Like most things in a boy's life then, the mystique of the airwaves, something once magical, fades under the tight grip of Time's weathered hands. It is not until then that the mystery of the sport - the game within Hockey Night in Canada - takes on greater importance. And as with most important things in my seven-year old world, it would be my Father and his Saturday night gatherings with his friends that lures me in. Somehow, I eventually find myself amongst the men in my basement on those Saturday nights. I listen carefully as Mr. Racine explains the ins and outs of the game to me. I learn which colors belong to which teams: blue and orange to the Oilers of Edmonton, crimson and blue to the villainous Montreal Canadiens, the iconic blue maple leaf to Toronto, dreadful orange and black to the hated Philadelphia Flyers. I learn the intricacies of my hometown team, too: the Russian Five lineup made up of Soviet-style skaters Fedorov, Konstantinov, Larionov, Fetisov, and Koslov; the beloved tough guys on Detroit's roster: Darren McCarty, Keith Primeau, Paul Coffey, and Joey Kocur; and Detroit's heroes, of course: Stevie Yzerman, Nicklas Lidstrom, and Dino Ciccarelly. I keep one eye on my already-pegged favorite Red Wing, the young netminder Chris Osgood, but I keep this secret to myself. As my hockey education continues, my Dad even offers me a sip of Red Dog beer, and that first rotten taste is enough to keep me away from the stuff for a few years, at least.

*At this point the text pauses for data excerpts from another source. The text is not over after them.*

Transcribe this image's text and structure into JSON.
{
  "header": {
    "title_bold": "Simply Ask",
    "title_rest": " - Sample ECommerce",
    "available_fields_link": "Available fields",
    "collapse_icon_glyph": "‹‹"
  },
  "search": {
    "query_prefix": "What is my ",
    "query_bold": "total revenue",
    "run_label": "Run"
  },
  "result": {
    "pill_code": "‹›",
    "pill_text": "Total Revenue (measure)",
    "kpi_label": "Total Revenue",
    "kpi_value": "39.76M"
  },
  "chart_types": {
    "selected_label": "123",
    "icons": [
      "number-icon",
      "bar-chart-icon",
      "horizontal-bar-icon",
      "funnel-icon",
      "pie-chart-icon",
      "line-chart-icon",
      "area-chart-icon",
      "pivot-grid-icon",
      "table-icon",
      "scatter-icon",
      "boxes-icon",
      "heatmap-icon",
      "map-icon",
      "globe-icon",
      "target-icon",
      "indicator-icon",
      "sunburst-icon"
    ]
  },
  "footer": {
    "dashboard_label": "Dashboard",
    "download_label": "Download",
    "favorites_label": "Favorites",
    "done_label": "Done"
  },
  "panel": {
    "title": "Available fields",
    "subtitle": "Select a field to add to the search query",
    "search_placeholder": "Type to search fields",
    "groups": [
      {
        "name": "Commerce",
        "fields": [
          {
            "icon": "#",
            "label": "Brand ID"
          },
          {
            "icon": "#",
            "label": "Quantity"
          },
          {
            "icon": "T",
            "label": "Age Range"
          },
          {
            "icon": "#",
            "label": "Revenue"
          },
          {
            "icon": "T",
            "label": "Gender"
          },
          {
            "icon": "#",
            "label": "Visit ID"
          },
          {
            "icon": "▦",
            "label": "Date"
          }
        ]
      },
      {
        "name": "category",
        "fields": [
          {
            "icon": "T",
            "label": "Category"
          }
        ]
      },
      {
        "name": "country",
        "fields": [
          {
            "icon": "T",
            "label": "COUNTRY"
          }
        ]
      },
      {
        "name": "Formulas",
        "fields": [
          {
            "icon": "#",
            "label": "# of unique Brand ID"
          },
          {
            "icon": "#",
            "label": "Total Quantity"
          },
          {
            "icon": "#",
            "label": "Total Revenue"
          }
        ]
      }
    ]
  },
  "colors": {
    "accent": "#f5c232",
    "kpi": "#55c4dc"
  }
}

Most Saturday nights I was sent to bed before the nightcap games broadcasted from the West Coast. And most of those nights I didn't fall asleep easily, knowing in my head that I was missing out on hockey and the goings-on in the basement amongst my Father and the other men I admired most. I tossed and turned restlessly in bed, periodically getting up to stare out my bedroom window to the dark woods hibernating behind the house. I listened carefully for the far-off cry of the night train, the old iron horse hissing steam into the night. All I could think about was the smiles on those men's faces as they watched hockey. Those happy smiles. And Molson beer.